A key Vatican official has called the lack of public funding for Catholic schools in the US "a disaster." Zenon Cardinal Grocholewski, head of the Vatican's Congregation for Catholic Education, which includes seminaries, told a Vatican news conference that the US government should do more to allow parents to choose the educational option they desire for their children.
The cardinal, while presenting a new document, "Educating Together in Catholic Schools," criticized the US system saying, "The state does not recognize full democracy for Catholic schools." In America, Grocholewski said, the financial strain on the Church, "makes it difficult to achieve the same economic conditions as the state schools."
Writing for the National Catholic Reporter, John Allan Jr. said the cardinal made the same criticism of Italy. The new document, Allan writes, points to a global trend toward reliance on laity in Catholic education. Following the vocations fallout after the Second Vatican Council, the number of priests and sisters serving in Catholic schools dropped dramatically and has been replaced by lay teachers, mainly women. In 1965, there were 104,000 teaching sisters in the US. Today, there are 8,200, a decline of 94 per cent since the end of Vatican II.
The takeover of Catholic education systems by lay people may have been a major contributing factor to the rapid secularization of the schools noted by many parents and Catholic organisations. In Canada and Britain where faith-based schools receive at least some government funding, they have suffered a significant loss of Catholic identity as a result.
As many families and faithful have observed, Catholic schools in Canada have been severely compromised and in the US, the loss of Catholic identity has helped the burgeoning of the Catholic homeschooling movement.
Fr. Timothy Finigan, a London Catholic priest and founder of the Association of Priests for the Gospel of Life, explained, "It's a good idea in principle, but you have to be careful about accepting public money."
Catholic schools in England have had public funding since an agreement was reached in 1944 in which the Church would provide the buildings and the government would pay for staff and running costs. Since then, however, there has been more government help with building costs and the advent of government inspectors from the Office for Standards in Education (OFSTED).

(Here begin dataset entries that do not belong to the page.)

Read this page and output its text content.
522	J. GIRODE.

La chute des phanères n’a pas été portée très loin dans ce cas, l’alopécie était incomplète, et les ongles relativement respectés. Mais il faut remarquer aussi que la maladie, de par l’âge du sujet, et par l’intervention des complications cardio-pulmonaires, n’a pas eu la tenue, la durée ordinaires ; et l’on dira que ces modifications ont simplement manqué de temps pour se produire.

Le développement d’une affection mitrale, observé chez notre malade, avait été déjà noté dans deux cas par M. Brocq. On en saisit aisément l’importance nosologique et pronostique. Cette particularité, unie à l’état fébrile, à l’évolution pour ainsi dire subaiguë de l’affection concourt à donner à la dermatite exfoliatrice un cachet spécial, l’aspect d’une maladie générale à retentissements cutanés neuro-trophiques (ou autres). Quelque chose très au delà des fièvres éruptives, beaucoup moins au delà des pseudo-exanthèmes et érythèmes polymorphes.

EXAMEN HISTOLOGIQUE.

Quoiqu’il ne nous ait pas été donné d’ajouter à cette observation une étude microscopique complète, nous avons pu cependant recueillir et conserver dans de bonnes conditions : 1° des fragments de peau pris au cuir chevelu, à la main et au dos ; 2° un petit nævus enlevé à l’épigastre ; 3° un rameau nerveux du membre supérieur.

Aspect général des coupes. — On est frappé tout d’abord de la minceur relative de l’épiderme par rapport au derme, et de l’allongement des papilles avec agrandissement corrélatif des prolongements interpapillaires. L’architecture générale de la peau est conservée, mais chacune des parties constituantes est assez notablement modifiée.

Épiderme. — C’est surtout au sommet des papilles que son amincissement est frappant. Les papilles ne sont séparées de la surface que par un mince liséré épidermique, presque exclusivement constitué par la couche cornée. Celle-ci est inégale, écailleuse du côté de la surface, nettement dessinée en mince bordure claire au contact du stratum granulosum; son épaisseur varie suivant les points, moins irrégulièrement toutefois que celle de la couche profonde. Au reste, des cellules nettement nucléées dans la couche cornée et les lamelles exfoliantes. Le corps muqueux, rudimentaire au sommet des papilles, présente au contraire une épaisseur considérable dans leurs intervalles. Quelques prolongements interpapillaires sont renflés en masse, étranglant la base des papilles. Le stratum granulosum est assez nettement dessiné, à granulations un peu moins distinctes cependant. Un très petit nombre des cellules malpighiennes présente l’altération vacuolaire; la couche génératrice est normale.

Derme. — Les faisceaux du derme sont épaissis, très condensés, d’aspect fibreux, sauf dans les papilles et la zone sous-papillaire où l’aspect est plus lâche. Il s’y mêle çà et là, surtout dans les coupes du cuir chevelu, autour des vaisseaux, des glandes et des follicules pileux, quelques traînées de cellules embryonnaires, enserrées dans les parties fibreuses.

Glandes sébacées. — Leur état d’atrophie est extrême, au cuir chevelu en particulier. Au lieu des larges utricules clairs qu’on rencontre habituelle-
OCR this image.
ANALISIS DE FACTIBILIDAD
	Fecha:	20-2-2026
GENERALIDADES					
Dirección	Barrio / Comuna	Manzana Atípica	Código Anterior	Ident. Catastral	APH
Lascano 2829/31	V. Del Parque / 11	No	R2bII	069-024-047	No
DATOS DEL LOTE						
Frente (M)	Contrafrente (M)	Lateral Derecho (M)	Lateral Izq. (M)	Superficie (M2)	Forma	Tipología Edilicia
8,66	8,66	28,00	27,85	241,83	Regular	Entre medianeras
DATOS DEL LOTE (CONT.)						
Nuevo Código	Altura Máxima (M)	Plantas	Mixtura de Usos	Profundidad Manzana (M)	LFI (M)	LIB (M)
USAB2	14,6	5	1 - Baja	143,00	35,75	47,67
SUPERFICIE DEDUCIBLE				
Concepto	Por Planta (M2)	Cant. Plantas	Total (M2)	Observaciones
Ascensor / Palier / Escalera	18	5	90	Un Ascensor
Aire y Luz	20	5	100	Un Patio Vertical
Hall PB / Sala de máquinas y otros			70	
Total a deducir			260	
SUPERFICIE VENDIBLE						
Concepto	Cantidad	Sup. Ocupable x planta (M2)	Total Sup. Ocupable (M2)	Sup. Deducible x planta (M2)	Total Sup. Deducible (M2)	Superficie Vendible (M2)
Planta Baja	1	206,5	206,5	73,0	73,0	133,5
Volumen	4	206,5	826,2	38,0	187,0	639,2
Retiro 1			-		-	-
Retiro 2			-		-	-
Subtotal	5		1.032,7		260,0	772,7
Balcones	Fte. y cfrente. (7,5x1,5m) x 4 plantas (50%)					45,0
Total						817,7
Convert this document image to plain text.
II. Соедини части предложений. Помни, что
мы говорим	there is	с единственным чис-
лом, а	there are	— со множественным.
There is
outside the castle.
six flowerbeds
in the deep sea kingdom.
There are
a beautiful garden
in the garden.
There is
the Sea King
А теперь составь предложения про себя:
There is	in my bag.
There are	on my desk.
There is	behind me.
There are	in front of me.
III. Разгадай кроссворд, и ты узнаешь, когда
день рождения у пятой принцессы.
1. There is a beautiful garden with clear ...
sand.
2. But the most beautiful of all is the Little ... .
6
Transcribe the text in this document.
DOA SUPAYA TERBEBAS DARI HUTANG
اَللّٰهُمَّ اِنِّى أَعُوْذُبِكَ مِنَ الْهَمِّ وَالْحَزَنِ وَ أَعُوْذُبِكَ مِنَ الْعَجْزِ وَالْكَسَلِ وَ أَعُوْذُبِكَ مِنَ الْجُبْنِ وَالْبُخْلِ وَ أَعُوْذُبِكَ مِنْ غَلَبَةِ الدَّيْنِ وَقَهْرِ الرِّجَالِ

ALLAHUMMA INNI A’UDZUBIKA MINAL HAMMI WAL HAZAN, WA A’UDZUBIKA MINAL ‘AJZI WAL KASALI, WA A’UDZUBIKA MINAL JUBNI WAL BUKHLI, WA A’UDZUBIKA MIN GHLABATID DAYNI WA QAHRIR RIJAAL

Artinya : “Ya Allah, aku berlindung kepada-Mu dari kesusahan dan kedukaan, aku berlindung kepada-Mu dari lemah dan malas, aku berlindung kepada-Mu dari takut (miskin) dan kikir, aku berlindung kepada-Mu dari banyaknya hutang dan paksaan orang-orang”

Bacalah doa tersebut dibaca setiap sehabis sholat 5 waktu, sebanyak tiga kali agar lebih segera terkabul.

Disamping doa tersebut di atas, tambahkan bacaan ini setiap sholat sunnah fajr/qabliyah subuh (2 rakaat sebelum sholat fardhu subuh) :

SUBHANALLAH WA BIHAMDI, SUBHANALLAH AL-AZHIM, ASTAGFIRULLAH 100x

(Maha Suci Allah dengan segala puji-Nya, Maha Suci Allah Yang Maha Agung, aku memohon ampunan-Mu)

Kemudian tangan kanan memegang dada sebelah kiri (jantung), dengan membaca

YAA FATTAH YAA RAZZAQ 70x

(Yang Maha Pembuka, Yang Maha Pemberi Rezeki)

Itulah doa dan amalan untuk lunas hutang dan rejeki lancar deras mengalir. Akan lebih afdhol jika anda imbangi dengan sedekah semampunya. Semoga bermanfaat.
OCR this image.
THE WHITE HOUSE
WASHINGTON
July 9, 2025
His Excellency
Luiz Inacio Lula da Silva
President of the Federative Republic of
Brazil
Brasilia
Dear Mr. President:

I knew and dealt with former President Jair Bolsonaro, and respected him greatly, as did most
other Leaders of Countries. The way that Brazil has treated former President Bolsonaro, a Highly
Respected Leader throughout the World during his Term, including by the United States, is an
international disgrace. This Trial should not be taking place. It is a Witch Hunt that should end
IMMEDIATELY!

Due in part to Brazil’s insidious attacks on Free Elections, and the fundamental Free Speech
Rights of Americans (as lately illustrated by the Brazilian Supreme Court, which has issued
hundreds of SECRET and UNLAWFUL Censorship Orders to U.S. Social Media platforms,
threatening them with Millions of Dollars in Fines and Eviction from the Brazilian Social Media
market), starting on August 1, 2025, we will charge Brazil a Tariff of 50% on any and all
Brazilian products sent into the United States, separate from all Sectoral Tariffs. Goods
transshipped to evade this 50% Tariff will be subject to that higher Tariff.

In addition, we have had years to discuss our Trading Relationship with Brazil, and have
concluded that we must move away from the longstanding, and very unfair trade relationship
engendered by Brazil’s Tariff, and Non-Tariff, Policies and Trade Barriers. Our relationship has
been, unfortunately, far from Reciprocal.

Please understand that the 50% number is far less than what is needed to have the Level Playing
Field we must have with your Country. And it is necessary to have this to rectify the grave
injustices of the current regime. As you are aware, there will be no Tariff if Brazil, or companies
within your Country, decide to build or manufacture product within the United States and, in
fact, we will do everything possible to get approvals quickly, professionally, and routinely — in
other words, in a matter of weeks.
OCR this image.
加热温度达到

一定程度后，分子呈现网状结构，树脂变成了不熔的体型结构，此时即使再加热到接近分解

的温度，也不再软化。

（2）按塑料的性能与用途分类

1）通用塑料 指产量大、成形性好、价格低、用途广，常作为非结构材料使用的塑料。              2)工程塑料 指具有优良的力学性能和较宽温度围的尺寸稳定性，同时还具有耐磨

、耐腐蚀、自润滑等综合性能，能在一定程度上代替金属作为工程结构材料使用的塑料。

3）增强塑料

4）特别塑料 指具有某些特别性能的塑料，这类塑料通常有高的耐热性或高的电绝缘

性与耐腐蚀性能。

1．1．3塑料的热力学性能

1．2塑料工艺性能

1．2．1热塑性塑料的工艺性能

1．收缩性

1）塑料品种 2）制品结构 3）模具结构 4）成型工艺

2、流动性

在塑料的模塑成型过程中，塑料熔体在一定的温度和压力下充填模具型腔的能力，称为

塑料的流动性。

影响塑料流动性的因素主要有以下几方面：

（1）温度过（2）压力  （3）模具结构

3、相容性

Fr. Finigan said, "OFSTED is at the heart of the problem. It is not an independent body but is part of the government. Which means they enforce government policy." Fr. Finigan said that Catholic educators fear that the five-point agenda followed by OFSTED can be interpreted to promote the government's pro-homosexual and abortion and contraception promoting policies.
"In principle," Fr. Finigan said, "Government funding is very sensible, but practically speaking when you've got a secular government, you'd be better not touching it with a bargepole."
"It worked very well in England for about 50 years, but I think we're in a very dangerous position now."
The Vatican's new document on education cites "lack of interest for the fundamental truths of human life," and "individualism, moral relativism and utilitarianism" as challenges to Catholic education. These have also been widely identified as the philosophical foundation of the abortion movement.